Richard Leonard and Kath Ryall: Why we should support the Give Me Five campaign


Scottish Labour MSP and party leadership candidate Richard Leonard pens a joint blog with Kath Ryall, a supporter of the Give Me Five campaign, urging a top up to child benefit

AT last week’s STUC women’s conference delegates supported a motion to increase child benefit by £5 per week per child.

There is clearly no chance that the Tory government would implement this but the SNP Scottish Government now has new powers which would enable it to top this benefit up. It should use these powers both for the immediate beneficial impact on children in Scotland and for the wider goal of achieving a more equal society.

The STUC motion supporting the Give Me Five campaign opens up the debate about universalism versus selectivity, or “targeting” as it is often, rather misleadingly, called. This debate is fundamental to what sort of welfare state we want to have; one which supports a fair and inclusive society or one which reverts to Victorian notions of givers and receivers with all the divisiveness and stigma that entails.

READ MORE: Ross Ahlfeld: Let’s back the Give Me Five campaign to increase child benefit

Child benefit is a universal benefit paid to everyone who has a dependent child regardless of their income. The take up is very high, around 97 per cent. It is simple to understand and cheap to administer. 

Importantly, it provides a stable element of income for people whose earnings may fluctuate wildly due to zero-hours contracts, a high dependency on overtime or other forms of precarious employment. By contrast, earnings fluctuations in a means tested system are known to cause errors and delays in payments. 

The Child Poverty Action Group supports an uprating of child benefit rather than a means tested approach, because it is a major reason for families having to resort to foodbanks. Because child benefit is not means tested it avoids the situation where there could be a disincentive for people to earn more if their increase in wages was less than the loss of benefit – a perfectly rational response in that context, but something which rightwing commentators love to moralise about.

By contrast, the present system of child tax credits, which is being replaced by universal credit, has all the problems of identifying initial and ongoing eligibility that go with means testing. 

It is subject to constant reassessment as people’s circumstances change, is limited to two children and thus part of the overall attack on large families exemplified in the benefit cap, and can deter from applying those people who have literacy problems or whose first language is not English. 

We used to talk about the “hated means test” for a reason but that is what “targeting” is, despite the often well-meaning but ultimately spurious arguments about selectivity.
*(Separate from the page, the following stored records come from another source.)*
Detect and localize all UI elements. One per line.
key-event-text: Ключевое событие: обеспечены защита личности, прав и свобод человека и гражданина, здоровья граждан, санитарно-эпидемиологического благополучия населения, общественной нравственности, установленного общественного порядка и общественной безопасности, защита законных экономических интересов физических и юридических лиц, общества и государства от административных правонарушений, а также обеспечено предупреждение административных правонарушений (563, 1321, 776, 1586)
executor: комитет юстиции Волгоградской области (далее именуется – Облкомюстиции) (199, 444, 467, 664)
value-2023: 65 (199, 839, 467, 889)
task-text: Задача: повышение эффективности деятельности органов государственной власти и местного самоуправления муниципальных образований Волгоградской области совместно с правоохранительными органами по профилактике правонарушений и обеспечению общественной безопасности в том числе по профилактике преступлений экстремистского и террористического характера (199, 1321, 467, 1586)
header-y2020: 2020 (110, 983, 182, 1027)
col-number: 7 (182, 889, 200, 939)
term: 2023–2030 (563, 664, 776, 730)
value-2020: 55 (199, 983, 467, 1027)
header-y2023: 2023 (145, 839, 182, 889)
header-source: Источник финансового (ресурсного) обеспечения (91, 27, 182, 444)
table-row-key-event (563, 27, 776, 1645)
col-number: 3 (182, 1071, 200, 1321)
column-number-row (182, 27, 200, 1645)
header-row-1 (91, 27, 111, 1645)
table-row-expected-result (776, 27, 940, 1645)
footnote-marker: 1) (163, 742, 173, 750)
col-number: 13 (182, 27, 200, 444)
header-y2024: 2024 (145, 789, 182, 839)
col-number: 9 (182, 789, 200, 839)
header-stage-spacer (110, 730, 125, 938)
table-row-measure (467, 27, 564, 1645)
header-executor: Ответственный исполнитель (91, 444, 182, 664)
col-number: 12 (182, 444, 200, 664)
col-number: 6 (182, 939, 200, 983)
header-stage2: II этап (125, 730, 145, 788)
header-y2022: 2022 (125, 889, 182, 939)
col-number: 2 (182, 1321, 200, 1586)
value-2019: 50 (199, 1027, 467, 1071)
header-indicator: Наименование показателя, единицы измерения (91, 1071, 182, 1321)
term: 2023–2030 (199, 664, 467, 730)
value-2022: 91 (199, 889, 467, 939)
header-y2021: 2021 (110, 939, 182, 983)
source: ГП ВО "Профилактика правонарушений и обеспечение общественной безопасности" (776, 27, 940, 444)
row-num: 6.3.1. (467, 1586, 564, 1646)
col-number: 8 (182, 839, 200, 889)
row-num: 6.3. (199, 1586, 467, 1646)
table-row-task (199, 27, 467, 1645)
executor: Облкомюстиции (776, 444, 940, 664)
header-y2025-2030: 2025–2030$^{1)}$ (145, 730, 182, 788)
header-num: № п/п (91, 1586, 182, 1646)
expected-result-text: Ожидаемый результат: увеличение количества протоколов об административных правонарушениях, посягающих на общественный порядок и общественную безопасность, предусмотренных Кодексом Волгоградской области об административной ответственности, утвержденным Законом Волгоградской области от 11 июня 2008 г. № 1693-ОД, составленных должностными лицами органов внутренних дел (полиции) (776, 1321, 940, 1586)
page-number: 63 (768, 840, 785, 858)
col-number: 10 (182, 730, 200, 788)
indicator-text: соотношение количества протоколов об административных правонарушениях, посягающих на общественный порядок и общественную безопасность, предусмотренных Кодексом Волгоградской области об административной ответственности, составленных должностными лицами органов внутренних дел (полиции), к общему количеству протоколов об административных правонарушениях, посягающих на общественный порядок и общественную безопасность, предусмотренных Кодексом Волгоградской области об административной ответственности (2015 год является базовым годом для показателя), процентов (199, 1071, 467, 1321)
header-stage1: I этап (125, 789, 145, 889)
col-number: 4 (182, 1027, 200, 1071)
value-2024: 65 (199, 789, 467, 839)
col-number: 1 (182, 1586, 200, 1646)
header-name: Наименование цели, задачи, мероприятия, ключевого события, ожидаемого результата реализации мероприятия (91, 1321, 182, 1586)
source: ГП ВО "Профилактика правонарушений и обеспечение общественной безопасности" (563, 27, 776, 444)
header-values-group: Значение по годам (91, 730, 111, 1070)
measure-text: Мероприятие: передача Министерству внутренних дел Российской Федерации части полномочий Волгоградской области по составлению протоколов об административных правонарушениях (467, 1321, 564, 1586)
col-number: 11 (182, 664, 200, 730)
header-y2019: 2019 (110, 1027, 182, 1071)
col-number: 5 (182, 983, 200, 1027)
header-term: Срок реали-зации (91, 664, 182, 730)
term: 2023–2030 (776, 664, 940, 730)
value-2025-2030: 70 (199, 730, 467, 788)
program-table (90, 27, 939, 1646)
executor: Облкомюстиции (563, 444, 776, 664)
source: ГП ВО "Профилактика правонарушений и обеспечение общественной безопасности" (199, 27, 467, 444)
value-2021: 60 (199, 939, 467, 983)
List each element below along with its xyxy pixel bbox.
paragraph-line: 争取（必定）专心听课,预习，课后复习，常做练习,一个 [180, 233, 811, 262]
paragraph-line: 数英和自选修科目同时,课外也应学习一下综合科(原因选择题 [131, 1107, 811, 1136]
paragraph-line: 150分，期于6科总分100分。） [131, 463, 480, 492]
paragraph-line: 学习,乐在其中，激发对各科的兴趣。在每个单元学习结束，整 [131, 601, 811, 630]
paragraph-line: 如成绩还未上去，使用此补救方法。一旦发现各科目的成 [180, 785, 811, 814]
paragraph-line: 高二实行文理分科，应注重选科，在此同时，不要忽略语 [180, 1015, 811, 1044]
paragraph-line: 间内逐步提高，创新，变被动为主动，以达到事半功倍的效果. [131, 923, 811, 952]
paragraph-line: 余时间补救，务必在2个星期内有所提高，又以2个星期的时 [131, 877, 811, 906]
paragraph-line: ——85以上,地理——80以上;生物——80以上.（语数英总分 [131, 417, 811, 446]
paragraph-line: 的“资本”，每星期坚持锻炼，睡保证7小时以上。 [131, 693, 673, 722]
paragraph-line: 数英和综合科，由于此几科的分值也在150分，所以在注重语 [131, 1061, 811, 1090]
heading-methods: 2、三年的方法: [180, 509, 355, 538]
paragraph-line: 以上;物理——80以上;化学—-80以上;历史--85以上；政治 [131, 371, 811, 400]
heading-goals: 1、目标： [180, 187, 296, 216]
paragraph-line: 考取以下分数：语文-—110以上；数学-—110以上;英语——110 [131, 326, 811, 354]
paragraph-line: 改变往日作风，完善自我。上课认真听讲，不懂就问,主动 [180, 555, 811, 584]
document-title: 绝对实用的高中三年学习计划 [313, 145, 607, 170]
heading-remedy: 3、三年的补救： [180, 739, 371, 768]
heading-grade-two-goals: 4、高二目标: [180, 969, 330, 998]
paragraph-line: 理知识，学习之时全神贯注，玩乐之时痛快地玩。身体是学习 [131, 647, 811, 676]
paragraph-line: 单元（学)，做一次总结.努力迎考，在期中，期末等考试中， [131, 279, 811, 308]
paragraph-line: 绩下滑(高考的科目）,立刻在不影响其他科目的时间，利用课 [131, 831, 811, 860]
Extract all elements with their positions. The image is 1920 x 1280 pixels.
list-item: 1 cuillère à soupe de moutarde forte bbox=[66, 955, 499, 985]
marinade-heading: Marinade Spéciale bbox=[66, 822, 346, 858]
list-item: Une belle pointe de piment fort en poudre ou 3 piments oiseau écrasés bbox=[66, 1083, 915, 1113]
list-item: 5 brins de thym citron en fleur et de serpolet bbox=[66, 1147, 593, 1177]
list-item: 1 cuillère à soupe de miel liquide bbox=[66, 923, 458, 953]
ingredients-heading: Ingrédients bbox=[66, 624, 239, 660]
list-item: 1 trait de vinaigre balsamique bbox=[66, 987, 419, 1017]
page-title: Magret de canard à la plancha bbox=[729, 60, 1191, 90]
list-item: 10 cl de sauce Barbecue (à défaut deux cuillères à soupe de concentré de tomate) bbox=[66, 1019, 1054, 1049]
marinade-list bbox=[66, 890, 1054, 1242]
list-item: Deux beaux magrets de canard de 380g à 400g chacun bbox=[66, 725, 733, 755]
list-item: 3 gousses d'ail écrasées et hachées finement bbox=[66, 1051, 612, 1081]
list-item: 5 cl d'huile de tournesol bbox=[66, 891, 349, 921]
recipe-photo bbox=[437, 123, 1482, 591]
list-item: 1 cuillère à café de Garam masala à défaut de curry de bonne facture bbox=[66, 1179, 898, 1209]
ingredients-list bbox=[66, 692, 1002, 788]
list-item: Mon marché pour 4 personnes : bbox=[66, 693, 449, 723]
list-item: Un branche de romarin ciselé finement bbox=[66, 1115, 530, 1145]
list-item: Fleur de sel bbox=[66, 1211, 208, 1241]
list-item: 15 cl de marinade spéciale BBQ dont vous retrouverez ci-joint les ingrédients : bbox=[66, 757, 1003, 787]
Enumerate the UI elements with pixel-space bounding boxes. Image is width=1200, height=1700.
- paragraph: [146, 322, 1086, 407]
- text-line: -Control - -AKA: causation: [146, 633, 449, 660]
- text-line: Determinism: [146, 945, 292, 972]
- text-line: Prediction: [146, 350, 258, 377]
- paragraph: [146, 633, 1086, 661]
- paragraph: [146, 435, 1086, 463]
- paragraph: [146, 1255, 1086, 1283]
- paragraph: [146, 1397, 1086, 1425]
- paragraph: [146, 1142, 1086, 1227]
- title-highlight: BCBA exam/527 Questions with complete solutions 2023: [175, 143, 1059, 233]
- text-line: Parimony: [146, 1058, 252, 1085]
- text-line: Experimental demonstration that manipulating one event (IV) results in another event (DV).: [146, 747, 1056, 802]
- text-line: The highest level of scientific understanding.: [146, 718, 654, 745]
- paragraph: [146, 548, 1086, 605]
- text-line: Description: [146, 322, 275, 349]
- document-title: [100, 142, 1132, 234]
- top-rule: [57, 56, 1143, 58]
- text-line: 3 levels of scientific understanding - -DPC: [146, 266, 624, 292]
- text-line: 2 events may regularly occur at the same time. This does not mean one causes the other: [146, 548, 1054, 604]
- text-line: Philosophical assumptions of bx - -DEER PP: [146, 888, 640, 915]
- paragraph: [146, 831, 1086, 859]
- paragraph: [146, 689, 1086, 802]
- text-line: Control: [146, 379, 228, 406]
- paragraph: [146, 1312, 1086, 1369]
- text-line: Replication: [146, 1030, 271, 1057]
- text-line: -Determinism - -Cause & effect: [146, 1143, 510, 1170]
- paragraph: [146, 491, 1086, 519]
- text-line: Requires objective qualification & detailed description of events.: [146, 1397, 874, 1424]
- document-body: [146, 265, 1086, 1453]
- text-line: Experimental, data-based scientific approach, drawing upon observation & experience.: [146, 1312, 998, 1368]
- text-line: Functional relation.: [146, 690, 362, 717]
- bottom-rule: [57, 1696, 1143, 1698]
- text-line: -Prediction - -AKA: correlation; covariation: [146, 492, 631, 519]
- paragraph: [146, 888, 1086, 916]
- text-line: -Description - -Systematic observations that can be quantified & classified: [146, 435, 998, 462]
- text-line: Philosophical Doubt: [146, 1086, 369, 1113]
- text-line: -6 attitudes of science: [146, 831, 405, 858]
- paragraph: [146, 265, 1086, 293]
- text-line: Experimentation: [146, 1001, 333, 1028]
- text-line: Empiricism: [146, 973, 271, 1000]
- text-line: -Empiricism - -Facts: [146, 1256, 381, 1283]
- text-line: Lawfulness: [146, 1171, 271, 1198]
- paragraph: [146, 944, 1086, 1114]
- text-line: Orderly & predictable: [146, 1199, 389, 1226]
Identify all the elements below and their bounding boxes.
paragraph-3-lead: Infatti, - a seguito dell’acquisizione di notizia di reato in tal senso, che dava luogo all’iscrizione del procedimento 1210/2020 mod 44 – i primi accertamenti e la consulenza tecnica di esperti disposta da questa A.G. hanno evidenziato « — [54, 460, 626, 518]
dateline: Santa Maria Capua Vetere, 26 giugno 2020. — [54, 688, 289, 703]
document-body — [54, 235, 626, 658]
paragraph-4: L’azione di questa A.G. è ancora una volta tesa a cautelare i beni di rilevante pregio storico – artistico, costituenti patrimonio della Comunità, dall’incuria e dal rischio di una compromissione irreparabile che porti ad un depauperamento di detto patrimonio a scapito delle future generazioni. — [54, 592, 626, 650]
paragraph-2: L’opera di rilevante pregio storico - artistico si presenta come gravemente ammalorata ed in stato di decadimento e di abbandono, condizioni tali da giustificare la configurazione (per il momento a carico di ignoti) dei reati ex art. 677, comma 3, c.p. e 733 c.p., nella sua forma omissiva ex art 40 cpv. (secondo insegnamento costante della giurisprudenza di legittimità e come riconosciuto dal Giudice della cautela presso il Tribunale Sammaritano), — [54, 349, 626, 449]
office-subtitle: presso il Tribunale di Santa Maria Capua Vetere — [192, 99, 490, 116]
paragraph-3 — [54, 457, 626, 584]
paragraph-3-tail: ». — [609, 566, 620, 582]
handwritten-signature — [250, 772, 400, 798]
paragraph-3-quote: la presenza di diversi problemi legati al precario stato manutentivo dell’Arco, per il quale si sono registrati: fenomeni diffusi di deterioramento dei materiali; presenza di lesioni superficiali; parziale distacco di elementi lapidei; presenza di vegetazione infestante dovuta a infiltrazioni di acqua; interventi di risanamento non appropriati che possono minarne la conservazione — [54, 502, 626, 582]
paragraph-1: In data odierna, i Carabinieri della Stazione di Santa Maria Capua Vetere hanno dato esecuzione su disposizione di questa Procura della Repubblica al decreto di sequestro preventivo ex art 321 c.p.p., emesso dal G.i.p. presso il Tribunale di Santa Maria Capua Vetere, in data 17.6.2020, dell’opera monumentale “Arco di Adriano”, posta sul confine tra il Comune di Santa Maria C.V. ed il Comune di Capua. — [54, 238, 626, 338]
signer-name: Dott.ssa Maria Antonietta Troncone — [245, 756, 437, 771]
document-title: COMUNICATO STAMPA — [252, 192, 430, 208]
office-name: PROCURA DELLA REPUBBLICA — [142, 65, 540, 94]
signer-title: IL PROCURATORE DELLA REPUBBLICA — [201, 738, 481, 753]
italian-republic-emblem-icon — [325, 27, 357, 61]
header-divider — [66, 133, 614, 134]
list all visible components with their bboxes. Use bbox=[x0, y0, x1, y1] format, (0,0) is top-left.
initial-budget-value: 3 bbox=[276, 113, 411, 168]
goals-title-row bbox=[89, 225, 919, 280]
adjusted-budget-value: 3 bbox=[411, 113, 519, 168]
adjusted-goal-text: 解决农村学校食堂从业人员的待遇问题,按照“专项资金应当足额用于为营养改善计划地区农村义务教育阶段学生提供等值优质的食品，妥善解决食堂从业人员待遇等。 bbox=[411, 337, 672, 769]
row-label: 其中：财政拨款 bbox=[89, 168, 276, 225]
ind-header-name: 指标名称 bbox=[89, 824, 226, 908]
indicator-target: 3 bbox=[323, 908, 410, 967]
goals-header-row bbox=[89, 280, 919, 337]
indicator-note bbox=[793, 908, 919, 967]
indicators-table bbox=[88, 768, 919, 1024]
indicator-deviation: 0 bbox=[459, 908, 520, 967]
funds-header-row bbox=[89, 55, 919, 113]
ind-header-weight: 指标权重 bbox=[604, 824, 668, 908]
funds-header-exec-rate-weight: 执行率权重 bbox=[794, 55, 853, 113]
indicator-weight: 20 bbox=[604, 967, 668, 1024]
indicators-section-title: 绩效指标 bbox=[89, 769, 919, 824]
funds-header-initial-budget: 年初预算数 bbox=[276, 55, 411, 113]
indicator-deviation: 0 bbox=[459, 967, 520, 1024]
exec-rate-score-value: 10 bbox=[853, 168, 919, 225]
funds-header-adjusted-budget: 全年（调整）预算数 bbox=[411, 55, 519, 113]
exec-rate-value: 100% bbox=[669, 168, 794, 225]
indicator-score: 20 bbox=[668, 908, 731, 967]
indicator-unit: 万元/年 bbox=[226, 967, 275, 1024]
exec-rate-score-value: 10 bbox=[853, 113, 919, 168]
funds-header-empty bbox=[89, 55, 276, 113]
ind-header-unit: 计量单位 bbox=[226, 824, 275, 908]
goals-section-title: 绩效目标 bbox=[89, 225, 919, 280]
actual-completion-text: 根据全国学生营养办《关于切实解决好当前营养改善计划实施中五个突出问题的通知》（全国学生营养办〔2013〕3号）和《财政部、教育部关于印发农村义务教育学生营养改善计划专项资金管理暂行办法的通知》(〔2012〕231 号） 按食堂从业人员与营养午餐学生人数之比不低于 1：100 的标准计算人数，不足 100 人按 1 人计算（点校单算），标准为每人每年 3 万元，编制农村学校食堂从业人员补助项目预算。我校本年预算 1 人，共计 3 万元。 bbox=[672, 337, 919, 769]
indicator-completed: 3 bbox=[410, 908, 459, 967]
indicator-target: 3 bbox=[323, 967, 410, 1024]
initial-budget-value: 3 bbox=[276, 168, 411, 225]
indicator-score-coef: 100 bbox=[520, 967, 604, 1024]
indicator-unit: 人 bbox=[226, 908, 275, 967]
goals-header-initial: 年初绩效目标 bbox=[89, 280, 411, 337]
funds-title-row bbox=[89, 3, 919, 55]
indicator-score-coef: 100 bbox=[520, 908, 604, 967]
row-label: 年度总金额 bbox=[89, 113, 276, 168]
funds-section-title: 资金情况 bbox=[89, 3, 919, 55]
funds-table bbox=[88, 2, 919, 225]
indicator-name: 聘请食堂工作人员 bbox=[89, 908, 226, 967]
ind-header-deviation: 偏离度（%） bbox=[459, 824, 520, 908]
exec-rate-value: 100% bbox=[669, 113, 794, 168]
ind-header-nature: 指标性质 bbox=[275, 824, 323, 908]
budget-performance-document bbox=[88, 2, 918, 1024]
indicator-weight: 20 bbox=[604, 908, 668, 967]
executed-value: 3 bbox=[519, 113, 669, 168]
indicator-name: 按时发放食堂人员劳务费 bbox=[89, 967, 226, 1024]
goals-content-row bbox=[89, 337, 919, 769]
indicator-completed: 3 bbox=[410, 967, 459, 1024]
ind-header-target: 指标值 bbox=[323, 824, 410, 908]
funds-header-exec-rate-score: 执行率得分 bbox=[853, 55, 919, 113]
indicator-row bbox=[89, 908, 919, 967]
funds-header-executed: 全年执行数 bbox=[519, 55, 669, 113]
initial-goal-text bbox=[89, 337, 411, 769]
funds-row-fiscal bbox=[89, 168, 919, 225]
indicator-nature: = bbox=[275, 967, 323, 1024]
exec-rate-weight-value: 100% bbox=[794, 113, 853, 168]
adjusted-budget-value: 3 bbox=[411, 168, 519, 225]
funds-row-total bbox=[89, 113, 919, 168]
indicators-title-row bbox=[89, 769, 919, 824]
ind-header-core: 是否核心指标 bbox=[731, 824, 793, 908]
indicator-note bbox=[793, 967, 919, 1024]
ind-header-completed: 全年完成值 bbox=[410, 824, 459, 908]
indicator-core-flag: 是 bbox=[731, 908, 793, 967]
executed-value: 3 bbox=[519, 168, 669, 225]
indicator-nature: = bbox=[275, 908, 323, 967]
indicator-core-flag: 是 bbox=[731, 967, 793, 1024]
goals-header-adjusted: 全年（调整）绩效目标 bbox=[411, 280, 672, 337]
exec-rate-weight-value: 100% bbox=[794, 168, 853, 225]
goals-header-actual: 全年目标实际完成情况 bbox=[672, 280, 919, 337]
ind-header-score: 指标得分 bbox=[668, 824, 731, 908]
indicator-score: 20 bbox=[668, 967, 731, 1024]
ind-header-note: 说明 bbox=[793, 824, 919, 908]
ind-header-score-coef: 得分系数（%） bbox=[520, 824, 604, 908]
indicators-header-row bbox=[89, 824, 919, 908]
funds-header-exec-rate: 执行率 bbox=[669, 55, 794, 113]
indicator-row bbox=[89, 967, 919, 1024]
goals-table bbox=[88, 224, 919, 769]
The proponents of targeting chose to ignore the evidence that universal benefit systems tend to be those that benefit low income groups the most.

One frequently used argument in favour of targeting is that it means that more money can go to those who need it most. But would that happen? It is certainly the case that topping up child benefit would be much more expensive than topping up child tax credits, but would the additional money, around £120m per annum, be directed towards alleviating child poverty? 

The rationale for means-tested benefits has always included, usually as the dominant reason, saving money, and given the long term rightwing strategy of stigmatising benefit claimants, it is hard to imagine there would be an easy shift of the “savings” to the “undeserving” poor.

So why support the Give Me Five campaign? Poverty currently affects one in four children in Scotland. The impact of that on any hope of achieving a successful and more equal society is huge, but a £5 per week top up to child benefit would lift 30,000 children out of poverty, with all that means for their long term future.

A £5 per week top up to child benefit would lift 30,000 children out of poverty, with all that means for their long term future.

And their future is also our future, an idea which was very much part of the original concept of universal child benefit. (The use of the term universal credit to describe the new benefit is interesting here – it is anything but universal.) 

The fact that access to child benefit is not means tested ensures broad support for it as an investment in a common future. Societies which use universalistic social policies, such as the Nordic countries, tend to have lower levels of social inequality and therefore enjoy greater wellbeing for their citizens.

This is why the arguments for using universal child benefit as a means of alleviating poverty rather than a targeted means-tested system are so important.

The Give Me Five campaign for a £5 per week top up is important not only to lift 30,000 children in Scotland out of poverty but to re-establish a general policy in favour of universal benefits together with progressive taxation so that we are all equal before the state and have common, not divided interests.